Katie Hoffstatter had a circuitous route to where she is now, as she planned on being a veterinarian. After working with pets in high school, she realized that although she loved the pets, she wasn’t as fond of their owners. Architecture came about after combining her interests in math, science, and art. “I used to draw up designs for tree houses, doll houses, dog houses, and would always be sketching and planning out ways to experience space. Deep down, I think I always knew I enjoyed this, but I didn’t have the tools to put two and two together when I decided on architecture.”

Now about to graduate with a Bachelor of Architecture degree, Hoffstatter first came to Rensselaer for the two-week, residential Architecture Career Discovery Program and found her niche. Working with the TAs and Adam Dayem, a lecturer in the School of Architecture, set the foundation for her decision to come to Rensselaer.

A feeling of belonging also helped Hoffstatter in her college choice. “I fell in love with the campus, the city, the faculty, and the prospective students. RPI made me feel wanted and welcome, which I cannot say about some of the other New York State schools I looked at.”

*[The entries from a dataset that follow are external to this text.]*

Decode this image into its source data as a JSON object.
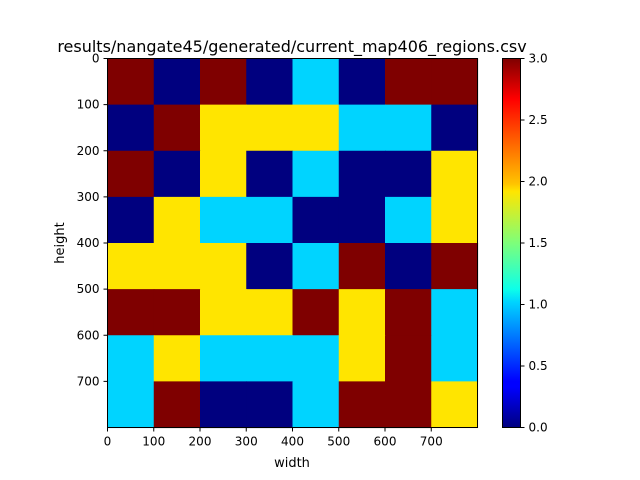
{
  "chart_data": {
    "type": "heatmap",
    "title": "results/nangate45/generated/current_map406_regions.csv",
    "xlabel": "width",
    "ylabel": "height",
    "x_ticks": [
      "0",
      "100",
      "200",
      "300",
      "400",
      "500",
      "600",
      "700"
    ],
    "y_ticks": [
      "0",
      "100",
      "200",
      "300",
      "400",
      "500",
      "600",
      "700"
    ],
    "xlim": [
      0,
      800
    ],
    "ylim": [
      800,
      0
    ],
    "cell_size": 100,
    "values": [
      [
        3,
        0,
        3,
        0,
        1,
        0,
        3,
        3
      ],
      [
        0,
        3,
        2,
        2,
        2,
        1,
        1,
        0
      ],
      [
        3,
        0,
        2,
        0,
        1,
        0,
        0,
        2
      ],
      [
        0,
        2,
        1,
        1,
        0,
        0,
        1,
        2
      ],
      [
        2,
        2,
        2,
        0,
        1,
        3,
        0,
        3
      ],
      [
        3,
        3,
        2,
        2,
        3,
        2,
        3,
        1
      ],
      [
        1,
        2,
        1,
        1,
        1,
        2,
        3,
        1
      ],
      [
        1,
        3,
        0,
        0,
        1,
        3,
        3,
        2
      ]
    ],
    "colormap": "jet",
    "colorbar": {
      "range": [
        0.0,
        3.0
      ],
      "ticks": [
        "0.0",
        "0.5",
        "1.0",
        "1.5",
        "2.0",
        "2.5",
        "3.0"
      ]
    },
    "colors": {
      "0": "#00007f",
      "1": "#00d4ff",
      "2": "#ffe500",
      "3": "#7f0000"
    },
    "grid": false
  }
}
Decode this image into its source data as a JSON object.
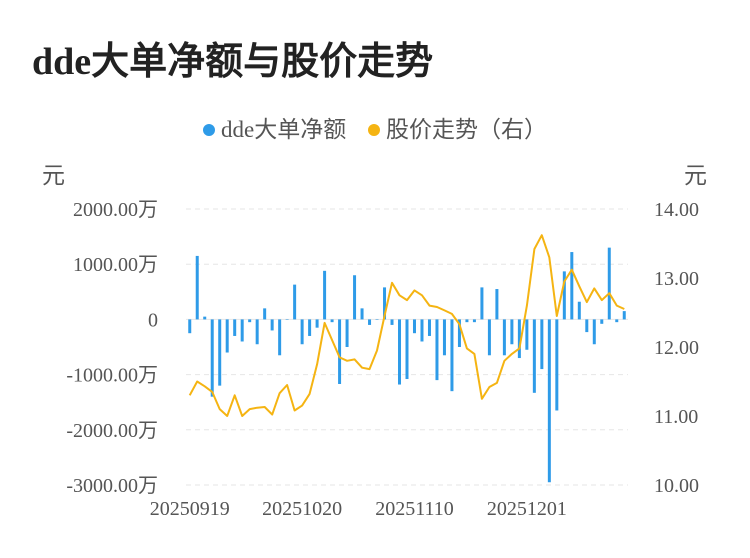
{
  "title": "dde大单净额与股价走势",
  "legend": {
    "series1": "dde大单净额",
    "series2": "股价走势（右）"
  },
  "units": {
    "left": "元",
    "right": "元"
  },
  "colors": {
    "bar": "#2e9be8",
    "line": "#f5b412",
    "grid": "#e6e6e6",
    "text": "#555555"
  },
  "chart_data": {
    "type": "bar",
    "x_tick_labels": [
      "20250919",
      "20251020",
      "20251110",
      "20251201"
    ],
    "y_left_ticks": [
      "2000.00万",
      "1000.00万",
      "0",
      "-1000.00万",
      "-2000.00万",
      "-3000.00万"
    ],
    "y_right_ticks": [
      "14.00",
      "13.00",
      "12.00",
      "11.00",
      "10.00"
    ],
    "y_left_lim": [
      -3000,
      2000
    ],
    "y_right_lim": [
      10,
      14
    ],
    "grid": true,
    "legend_position": "top",
    "series": [
      {
        "name": "dde大单净额",
        "type": "bar",
        "axis": "left",
        "values": [
          -250,
          1150,
          50,
          -1400,
          -1200,
          -600,
          -300,
          -400,
          -50,
          -450,
          200,
          -200,
          -650,
          0,
          630,
          -450,
          -300,
          -150,
          880,
          -50,
          -1170,
          -500,
          800,
          200,
          -100,
          0,
          580,
          -100,
          -1180,
          -1080,
          -250,
          -400,
          -300,
          -1100,
          -650,
          -1300,
          -500,
          -50,
          -50,
          580,
          -650,
          550,
          -650,
          -450,
          -700,
          -550,
          -1330,
          -900,
          -2950,
          -1650,
          870,
          1220,
          320,
          -230,
          -450,
          -80,
          1300,
          -50,
          150
        ]
      },
      {
        "name": "股价走势（右）",
        "type": "line",
        "axis": "right",
        "values": [
          11.3,
          11.5,
          11.43,
          11.35,
          11.1,
          11.0,
          11.3,
          11.0,
          11.1,
          11.12,
          11.13,
          11.02,
          11.33,
          11.45,
          11.08,
          11.15,
          11.32,
          11.75,
          12.35,
          12.1,
          11.85,
          11.8,
          11.82,
          11.7,
          11.68,
          11.95,
          12.45,
          12.93,
          12.75,
          12.68,
          12.82,
          12.75,
          12.6,
          12.58,
          12.53,
          12.48,
          12.33,
          11.98,
          11.9,
          11.25,
          11.42,
          11.48,
          11.8,
          11.9,
          11.98,
          12.6,
          13.42,
          13.62,
          13.3,
          12.45,
          12.95,
          13.12,
          12.88,
          12.65,
          12.85,
          12.68,
          12.78,
          12.6,
          12.55
        ]
      }
    ]
  }
}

Although her bachelor’s degree is in architecture, Hoffstatter is pursuing her graduate degree at the Paris College of Art in the field of interior design. While she loves designing spaces on a large scale for people to inhabit, she likes the interaction on the smaller scale of working with the people to design those spaces. She took French in high school and has missed the culture since then, and after studying abroad in Latin America in her third year at Rensselaer, she discovered that living away from the familiar is “amazing!”

In addition to studying during her time at Rensselaer, she also was involved with a cappella group The Rusty Pipes, working at Mueller Center gym and in the School of Architecture Fabrication shop, and with Flatbook and Co., an interior design firm in Troy. Some of her fondest memories were shared with The Rusty Pipes doing shows, gigs, and tours pre-pandemic, and hanging out together at the Commons or the Union.

For the past year, Hoffstatter has thrown herself into various hobbies including cooking, crocheting, longboarding, and blogging. “In order to learn something new, you have to be OK with failing at it before you can be good at it. This is something that is good for anyone to learn,” she remarked. “I have learned to be more open with others, and to communicate exactly what it is I’m feeling, especially when something is bothering me. Time with myself during this pandemic has helped me to be better for others. All around, it’s a win-win.”